13. The organic light emitting display of claim 12, wherein the first programming period and the first sensing period are included in a first compensation period, and the second programming period and the second sensing period are included in a second compensation period,

wherein the first and second compensation periods are placed in a vertical blanking interval, and the vertical blanking interval is the time between active intervals for image display, and

wherein data for image display is not written during the vertical blanking interval.

14. The organic light emitting display of claim 13, wherein the first and second compensation periods are arranged consecutively in the same vertical blanking interval.

15. The organic light emitting display of claim 13, wherein the first and second compensation periods are placed separately in different vertical blanking intervals.

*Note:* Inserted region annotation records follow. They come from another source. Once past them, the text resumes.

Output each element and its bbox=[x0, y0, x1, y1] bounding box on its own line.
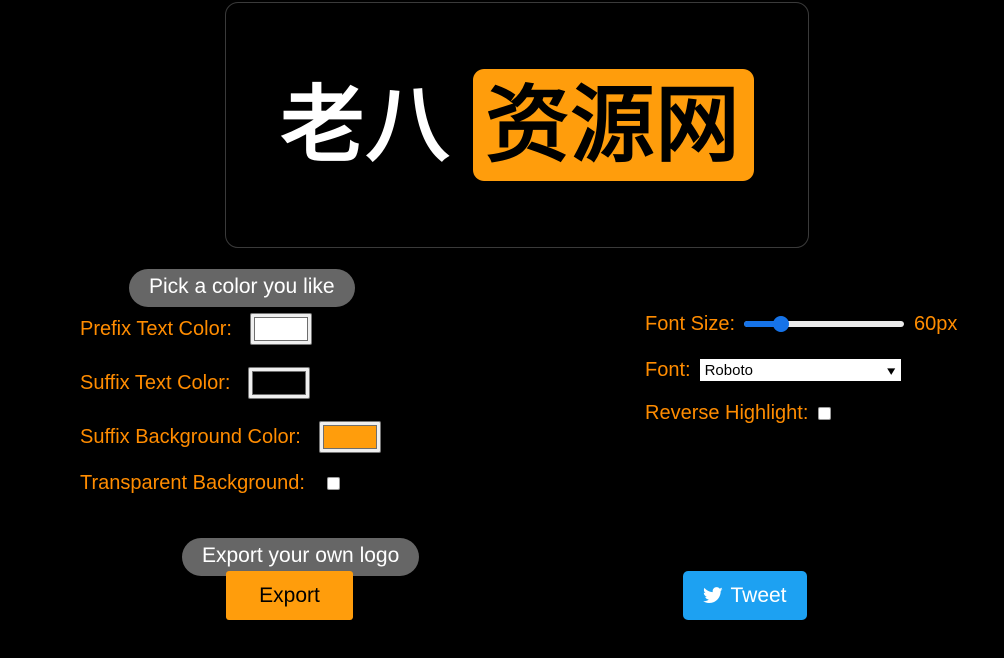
prefix-color-swatch bbox=[253, 317, 308, 341]
transparent-background-label: Transparent Background: bbox=[80, 472, 305, 494]
prefix-text-color-label: Prefix Text Color: bbox=[80, 318, 232, 340]
prefix-text-color-input[interactable] bbox=[249, 313, 312, 345]
slider-thumb[interactable] bbox=[772, 316, 789, 332]
suffix-text-color-label: Suffix Text Color: bbox=[80, 372, 231, 394]
suffix-color-swatch bbox=[252, 371, 307, 395]
transparent-background-row: Transparent Background: bbox=[80, 473, 340, 493]
slider-fill bbox=[744, 321, 777, 327]
tweet-button[interactable]: Tweet bbox=[683, 571, 807, 620]
font-family-selected-value: Roboto bbox=[704, 361, 753, 379]
logo-prefix-text: 老八 bbox=[280, 78, 451, 172]
font-size-value: 60px bbox=[914, 313, 958, 335]
font-family-select[interactable]: Roboto ▾ bbox=[698, 358, 902, 382]
suffix-background-color-input[interactable] bbox=[318, 421, 381, 453]
reverse-highlight-row: Reverse Highlight: bbox=[645, 402, 832, 424]
font-size-row: Font Size: 60px bbox=[645, 314, 957, 334]
suffix-background-color-row: Suffix Background Color: bbox=[80, 421, 381, 453]
tweet-button-label: Tweet bbox=[730, 584, 787, 607]
twitter-bird-icon bbox=[703, 587, 724, 604]
suffix-background-color-label: Suffix Background Color: bbox=[80, 426, 301, 448]
font-family-row: Font: Roboto ▾ bbox=[645, 358, 902, 382]
font-family-label: Font: bbox=[645, 359, 691, 381]
suffix-background-swatch bbox=[322, 425, 377, 449]
reverse-highlight-label: Reverse Highlight: bbox=[645, 402, 809, 424]
suffix-text-color-input[interactable] bbox=[248, 367, 311, 399]
font-size-label: Font Size: bbox=[645, 313, 736, 335]
transparent-background-checkbox[interactable] bbox=[326, 476, 340, 490]
logo-generator-page: 老八 资源网 Pick a color you like Prefix Text… bbox=[0, 0, 1004, 658]
logo-suffix-text: 资源网 bbox=[472, 69, 754, 181]
export-button[interactable]: Export bbox=[226, 571, 353, 620]
pick-color-tooltip: Pick a color you like bbox=[129, 269, 355, 308]
font-size-slider[interactable] bbox=[744, 316, 905, 332]
prefix-text-color-row: Prefix Text Color: bbox=[80, 313, 312, 345]
reverse-highlight-checkbox[interactable] bbox=[818, 406, 832, 420]
suffix-text-color-row: Suffix Text Color: bbox=[80, 367, 311, 399]
chevron-down-icon: ▾ bbox=[887, 362, 896, 378]
logo-text: 老八 资源网 bbox=[280, 69, 754, 181]
logo-preview-canvas[interactable]: 老八 资源网 bbox=[225, 2, 809, 248]
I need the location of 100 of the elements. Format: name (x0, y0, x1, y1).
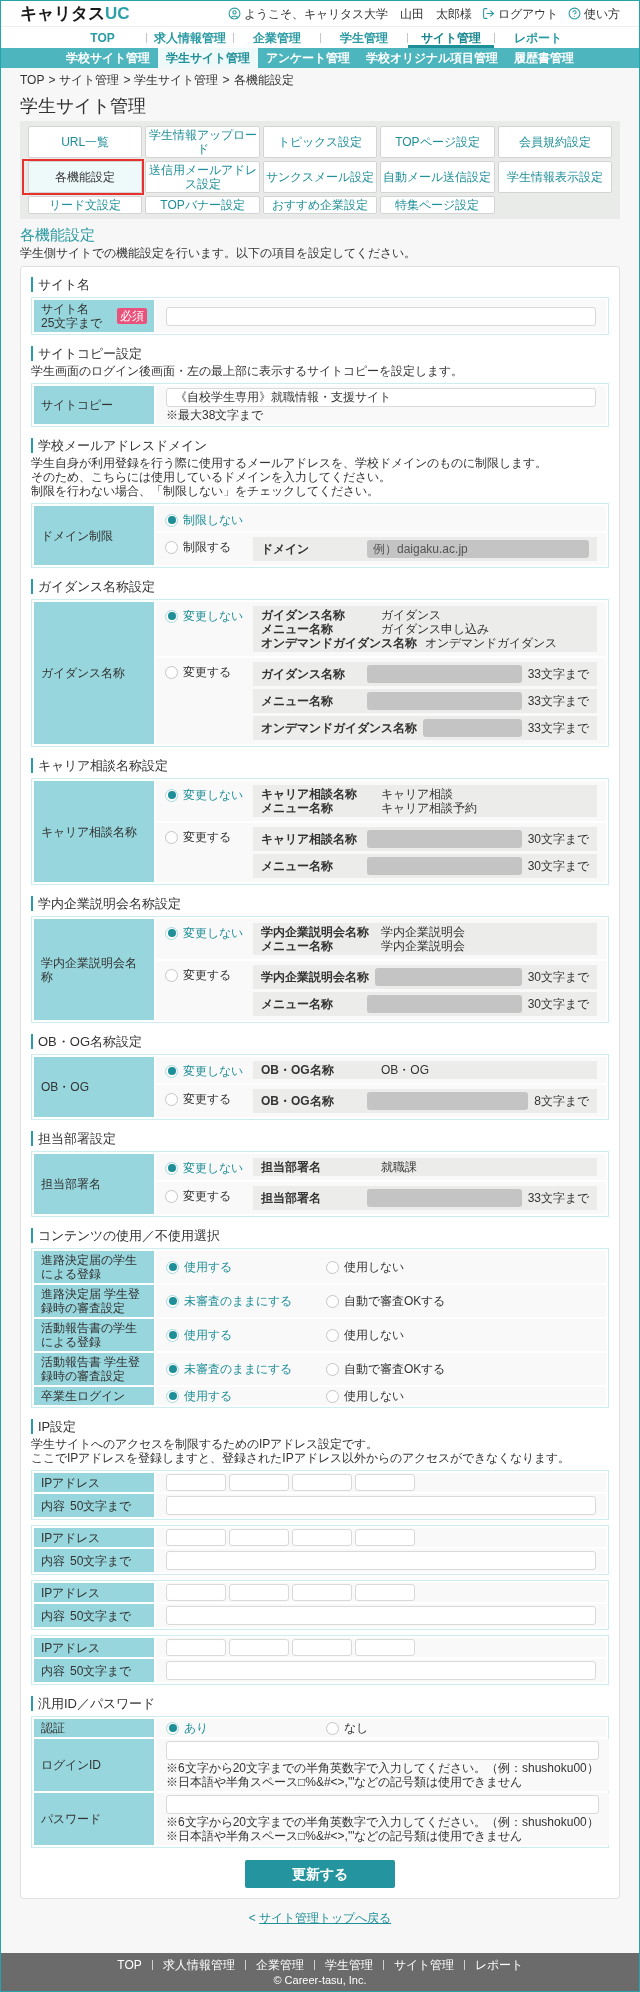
nav-tab[interactable]: 求人情報管理 (146, 27, 233, 48)
footer-link[interactable]: レポート (474, 1957, 523, 1972)
footer-link[interactable]: 企業管理 (255, 1957, 304, 1972)
menu-button[interactable]: リード文設定 (28, 196, 143, 214)
ip-octet-input[interactable] (355, 1584, 415, 1601)
radio-label[interactable]: 使用する (184, 1260, 232, 1274)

16. The organic light emitting display of claim 12, wherein the data drive circuit is configured to supply a reference voltage to the source node of the driving TFT during a first initial period between the first programming period and the first sensing period, and supply the reference voltage to the source node of the driving TFT during a second initial period between the second programming period and the second sensing period.

17. The organic light emitting display of claim 12, further comprising a gate drive circuit configured to generate a scan control signal and a sensing control signal,

wherein each pixel of the organic light emitting display includes a first switching TFT that is turned on in response to the scan control signal to connect a data line connected to the data drive circuit to the gate node of the driving TFT, a second switching TFT that is turned on in response to the sensing control signal to connect the source node of the driving TFT to a sensing line connected to a sensing unit in the data drive circuit, and a storage capacitor connected between the gate node and source node of the driving TFT,

wherein the sensing unit includes a reference voltage control switch that is switched on in response to a reference voltage control signal to connect a reference voltage input terminal and the sensing line, and a sampling control switch that is switched on in response to a sampling control signal to connect the sensing line and a sample and hold circuit, and

wherein the scan control signal is applied at an ON level during the first and second programming periods, the sensing control signal is applied at the ON level during the first and second programming periods, the first and second initial periods, and the first and second sensing periods, the reference voltage control signal is applied at the ON level during the first and second programming periods and the first and second initial periods, and the sampling control signal is applied at the ON level during a first sampling period after the first sensing period and a second sampling period after the second sensing period.